Autoencoders are neural networks that have a single hidden layer. They can be used for dimensionality reduction and feature extraction, which is useful for machine learning models that have limited capacity or need to process large datasets quickly.
Autoencoders are applied in different fields. They can be used for image recognition and noise removal, as well as for security purposes like fingerprint verification or face recognition.
Autoencoders are used in a wide range of applications, such as image compression, computer vision, natural language processing, and machine translation.

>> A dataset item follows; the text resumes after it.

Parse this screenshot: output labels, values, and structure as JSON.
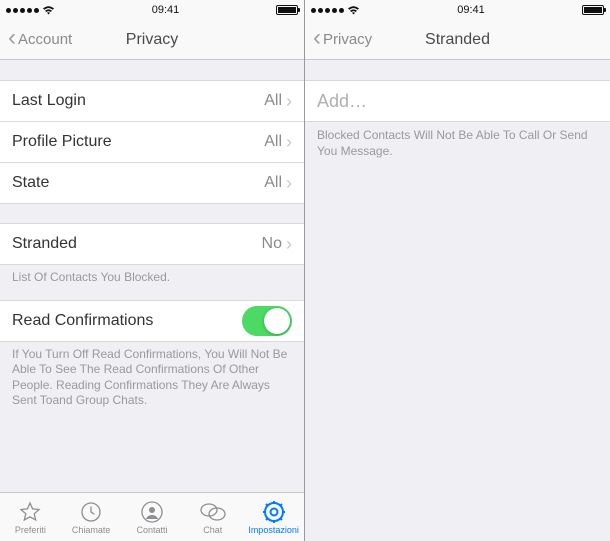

- Image Denoising: Image denoising refers to removing noise in images. Autoencoders (machine learning models) can be trained to learn how to find and undo noise, which is useful for when an image has some amount of variation/noise in it.
- Dimensionality Reduction: The input is converted into a reduced representation by the autoencoders, which is stored in the middle layer called “code”. The information from the input has been compressed and each node is treated as a variable. As a result, we can deduce that by removing the decoder, an autoencoder can be used for dimensionality reduction. The coding layer would then have to act as an output.
- Feature Extraction: The encoding section of Autoencoders aids in the learning of crucial hidden features present in the input data, lowering the reconstruction error. During encoding, a new collection of original feature combinations is created.Image Colorization: Autoencoders encode the important hidden features present in input data, which can greatly reduced reconstruction error. During encoding, a new collection of original feature combinations are created that convert a black-and-white image to colored one. We can also convert a colourful image to grayscale.
3 – What is cost function?
The Cost Function is an important component in Deep Learning, which is why it’s crucial to understand what it does and how it functions. The Cost Function determines the value of an action and updates the weights accordingly. It’s essentially the driving force behind Deep Learning because it tells us whether or not we’re on the right track.
4 – What Is the Difference Between Epoch, Batch, and Iteration in Deep Learning?
Epoch: Epochs are the steps in which the system learns to identify patterns. After each epoch, the model is evaluated and then improved before moving on to the next epoch.
Batch: A batch refers to all of the data that goes into one step of training during an epoch.
Iteration: Iterations refer to how many times an epoch has been completed.
5 – What is Data Augmentation in Deep Learning?
Data augmentation is an important part of the training process for deep learning models. It involves adding synthetic data to the original set, which will help to improve the performance of these models. This technique is used when we want to improve our model’s accuracy in a specific domain.
Data augmentation is also used as a way to make sure that our model generalizes well and can be applied on unseen data sets.
This technique improves the performance of neural networks by making it more robust and accurate. It also helps in reducing overfitting, which occurs when our model learns too much from its training dataset and fails to generalize well on unseen data sets.